Walking in the footsteps of zizou and trying an argument:Since the α 0.0294 of Potvin’s1 Method B is overly conservative, ANVISA’s requirement fortunately controls the Type I Error (see the first plot above) but this might not be the case with other methods where the adjusted α gives a TIE closer to the nominal 0.05.

Consequences for the Consulta Pública N° 760:
  1. The minimum n2 of two subjects given in the EMA’s Q&A document is nonsense for obvious reasons: If a second stage can be initiated (study failed in stage 1 and interim power below target), any software will come up with balanced sequences. What’s the minimum?

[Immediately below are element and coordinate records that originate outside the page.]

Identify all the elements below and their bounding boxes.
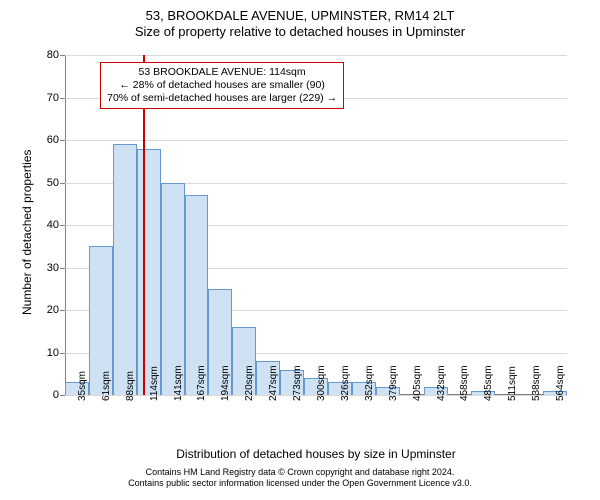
x-tick-label: 379sqm bbox=[388, 365, 399, 401]
bar-slot: 511sqm bbox=[495, 55, 519, 395]
footer-line-2: Contains public sector information licen… bbox=[0, 478, 600, 489]
y-tick-mark bbox=[60, 310, 65, 311]
y-tick-label: 80 bbox=[47, 49, 59, 61]
x-tick-label: 273sqm bbox=[292, 365, 303, 401]
annotation-line-3: 70% of semi-detached houses are larger (… bbox=[107, 92, 337, 105]
y-tick-label: 60 bbox=[47, 134, 59, 146]
bar bbox=[161, 183, 185, 396]
x-tick-label: 88sqm bbox=[125, 371, 136, 401]
y-tick-label: 10 bbox=[47, 347, 59, 359]
x-tick-label: 114sqm bbox=[149, 366, 160, 401]
bar-slot: 35sqm bbox=[65, 55, 89, 395]
bar bbox=[137, 149, 161, 396]
bar-slot: 432sqm bbox=[424, 55, 448, 395]
bar-slot: 352sqm bbox=[352, 55, 376, 395]
chart-subtitle: Size of property relative to detached ho… bbox=[0, 24, 600, 39]
y-tick-mark bbox=[60, 268, 65, 269]
y-tick-label: 30 bbox=[47, 262, 59, 274]
bar-slot: 405sqm bbox=[400, 55, 424, 395]
x-axis-title: Distribution of detached houses by size … bbox=[65, 447, 567, 461]
x-tick-label: 485sqm bbox=[483, 365, 494, 401]
x-tick-label: 141sqm bbox=[173, 365, 184, 401]
footer: Contains HM Land Registry data © Crown c… bbox=[0, 467, 600, 489]
x-tick-label: 405sqm bbox=[412, 365, 423, 401]
x-tick-label: 167sqm bbox=[196, 365, 207, 401]
x-tick-label: 432sqm bbox=[436, 365, 447, 401]
x-tick-label: 300sqm bbox=[316, 365, 327, 401]
y-tick-label: 20 bbox=[47, 304, 59, 316]
y-axis-title: Number of detached properties bbox=[20, 150, 34, 315]
y-tick-mark bbox=[60, 183, 65, 184]
x-tick-label: 458sqm bbox=[459, 365, 470, 401]
x-tick-label: 194sqm bbox=[220, 365, 231, 401]
y-tick-label: 40 bbox=[47, 219, 59, 231]
bar-slot: 485sqm bbox=[471, 55, 495, 395]
bar-slot: 379sqm bbox=[376, 55, 400, 395]
x-tick-label: 247sqm bbox=[268, 365, 279, 401]
chart-container: 53, BROOKDALE AVENUE, UPMINSTER, RM14 2L… bbox=[0, 0, 600, 500]
y-tick-mark bbox=[60, 353, 65, 354]
x-tick-label: 220sqm bbox=[244, 365, 255, 401]
y-tick-mark bbox=[60, 55, 65, 56]
x-tick-label: 564sqm bbox=[555, 365, 566, 401]
y-tick-label: 50 bbox=[47, 177, 59, 189]
bar-slot: 458sqm bbox=[448, 55, 472, 395]
y-tick-mark bbox=[60, 98, 65, 99]
y-tick-label: 70 bbox=[47, 92, 59, 104]
chart-title: 53, BROOKDALE AVENUE, UPMINSTER, RM14 2L… bbox=[0, 8, 600, 23]
x-tick-label: 538sqm bbox=[531, 365, 542, 401]
y-tick-mark bbox=[60, 395, 65, 396]
annotation-line-1: 53 BROOKDALE AVENUE: 114sqm bbox=[107, 66, 337, 79]
bar-slot: 538sqm bbox=[519, 55, 543, 395]
x-tick-label: 352sqm bbox=[364, 365, 375, 401]
annotation-line-2: ← 28% of detached houses are smaller (90… bbox=[107, 79, 337, 92]
y-tick-mark bbox=[60, 225, 65, 226]
x-tick-label: 326sqm bbox=[340, 365, 351, 401]
y-tick-mark bbox=[60, 140, 65, 141]
bar bbox=[113, 144, 137, 395]
y-tick-label: 0 bbox=[53, 389, 59, 401]
footer-line-1: Contains HM Land Registry data © Crown c… bbox=[0, 467, 600, 478]
plot-area: 35sqm61sqm88sqm114sqm141sqm167sqm194sqm2… bbox=[65, 55, 567, 395]
x-tick-label: 35sqm bbox=[77, 371, 88, 401]
annotation-box: 53 BROOKDALE AVENUE: 114sqm ← 28% of det… bbox=[100, 62, 344, 109]
x-tick-label: 61sqm bbox=[101, 371, 112, 401]
bar-slot: 564sqm bbox=[543, 55, 567, 395]
x-tick-label: 511sqm bbox=[507, 366, 518, 401]
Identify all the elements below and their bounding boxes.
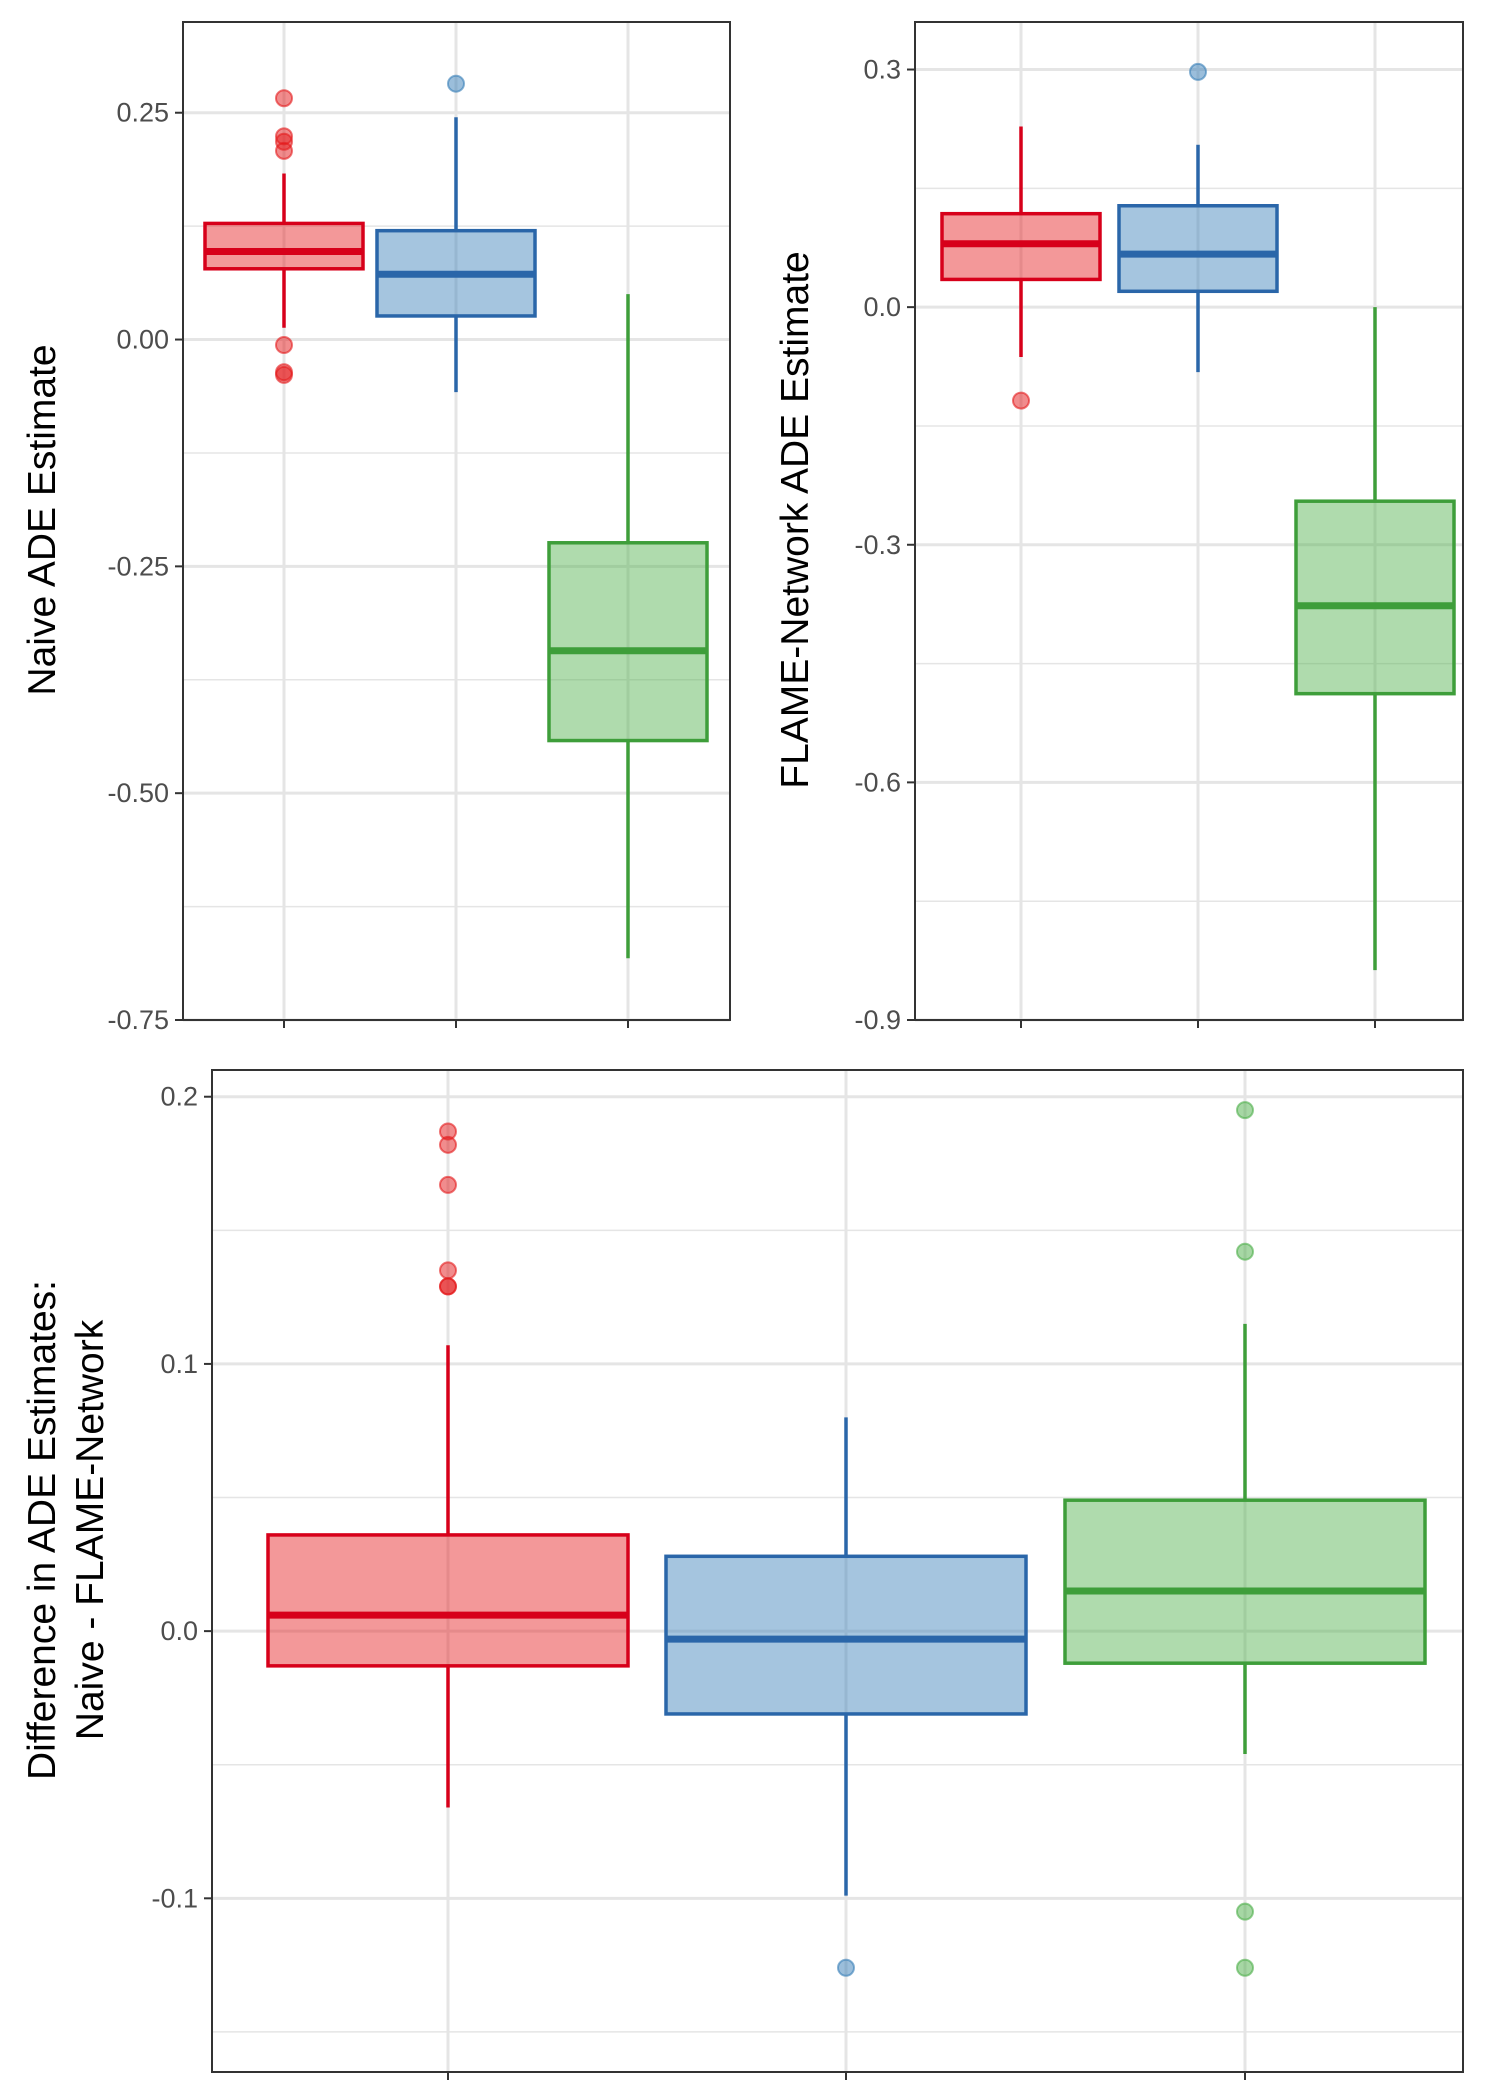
flame-outlier-red-0 bbox=[1012, 391, 1030, 410]
naive-outlier-blue-0 bbox=[447, 74, 465, 93]
flame-y-tick-label-0: -0.9 bbox=[854, 1005, 901, 1035]
naive-outlier-red-4 bbox=[275, 335, 293, 354]
flame-box-group-green bbox=[1294, 307, 1456, 971]
difference-box-red bbox=[266, 1533, 630, 1668]
naive-y-tick-label-3: 0.00 bbox=[116, 325, 169, 355]
naive-box-group-blue bbox=[375, 74, 537, 393]
naive-outlier-red-0 bbox=[275, 89, 293, 108]
flame-y-tick-label-3: 0.0 bbox=[863, 292, 901, 322]
difference-outlier-red-2 bbox=[439, 1175, 457, 1194]
difference-box-group-blue bbox=[664, 1417, 1028, 1977]
naive-y-axis-title: Naive ADE Estimate bbox=[21, 344, 64, 695]
flame-y-tick-label-4: 0.3 bbox=[863, 55, 901, 85]
naive-box-group-green bbox=[547, 294, 709, 959]
difference-outlier-green-1 bbox=[1236, 1242, 1254, 1261]
flame-y-tick-label-1: -0.6 bbox=[854, 767, 901, 797]
naive-y-tick-label-4: 0.25 bbox=[116, 98, 169, 128]
difference-box-group-green bbox=[1063, 1101, 1427, 1977]
naive-outlier-red-3 bbox=[275, 141, 293, 160]
difference-box-group-red bbox=[266, 1122, 630, 1808]
difference-y-tick-label-3: 0.2 bbox=[160, 1082, 198, 1112]
difference-outlier-green-0 bbox=[1236, 1101, 1254, 1120]
naive-y-tick-label-0: -0.75 bbox=[107, 1005, 169, 1035]
difference-outlier-red-3 bbox=[439, 1261, 457, 1280]
difference-outlier-green-3 bbox=[1236, 1958, 1254, 1977]
difference-y-axis-title-line1: Difference in ADE Estimates: bbox=[21, 1280, 64, 1780]
flame-y-axis-title: FLAME-Network ADE Estimate bbox=[774, 251, 817, 788]
flame-box-group-blue bbox=[1117, 62, 1279, 373]
difference-y-tick-label-2: 0.1 bbox=[160, 1349, 198, 1379]
naive-y-tick-label-2: -0.25 bbox=[107, 551, 169, 581]
difference-y-tick-label-0: -0.1 bbox=[151, 1883, 198, 1913]
flame-panel-border bbox=[914, 21, 1464, 1021]
naive-outlier-red-6 bbox=[275, 365, 293, 384]
difference-outlier-red-1 bbox=[439, 1135, 457, 1154]
flame-ade-panel: -0.9 -0.6 -0.3 0.0 0.3 FLAME-Network ADE Est… bbox=[774, 21, 1464, 1035]
difference-outlier-green-2 bbox=[1236, 1902, 1254, 1921]
difference-y-tick-label-1: 0.0 bbox=[160, 1616, 198, 1646]
difference-ade-panel: -0.1 0.0 0.1 0.2 Difference in ADE Estimate… bbox=[21, 1069, 1464, 2080]
naive-box-green bbox=[547, 541, 709, 743]
naive-box-red bbox=[203, 221, 365, 271]
difference-outlier-red-5 bbox=[439, 1277, 457, 1296]
naive-box-group-red bbox=[203, 89, 365, 384]
difference-y-axis-title-line2: Naive - FLAME-Network bbox=[69, 1319, 112, 1740]
naive-y-tick-label-1: -0.50 bbox=[107, 778, 169, 808]
difference-panel-border bbox=[211, 1069, 1464, 2073]
flame-box-green bbox=[1294, 499, 1456, 696]
flame-y-tick-label-2: -0.3 bbox=[854, 530, 901, 560]
flame-box-group-red bbox=[940, 126, 1102, 410]
naive-ade-panel: -0.75 -0.50 -0.25 0.00 0.25 Naive ADE Estima… bbox=[21, 21, 731, 1035]
flame-box-blue bbox=[1117, 204, 1279, 294]
difference-outlier-blue-0 bbox=[837, 1958, 855, 1977]
flame-outlier-blue-0 bbox=[1189, 62, 1207, 81]
difference-box-blue bbox=[664, 1554, 1028, 1716]
difference-box-green bbox=[1063, 1498, 1427, 1665]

Guess.
  2. Sponsors will like the increased power (see the second plot above). However, regulators should be interested in protecting the public health and not the profits of the industry.

  1. Potvin D, DiLiberti CE, Hauck WW, Parr AF, Schuirmann DJ, Smith RA. Sequential design approaches for bioequivalence studies with crossover designs. Pharm Stat. 2008; 7(4): 245–62. doi:10.1002/pst.294.
  2. Maurer W, Jones B, Chen Y. Controlling the type 1 error rate in two-stage sequential designs when testing for average bioequivalence. Stat Med. 2018; 37(10): 1587–607. doi:10.1002/sim.7614.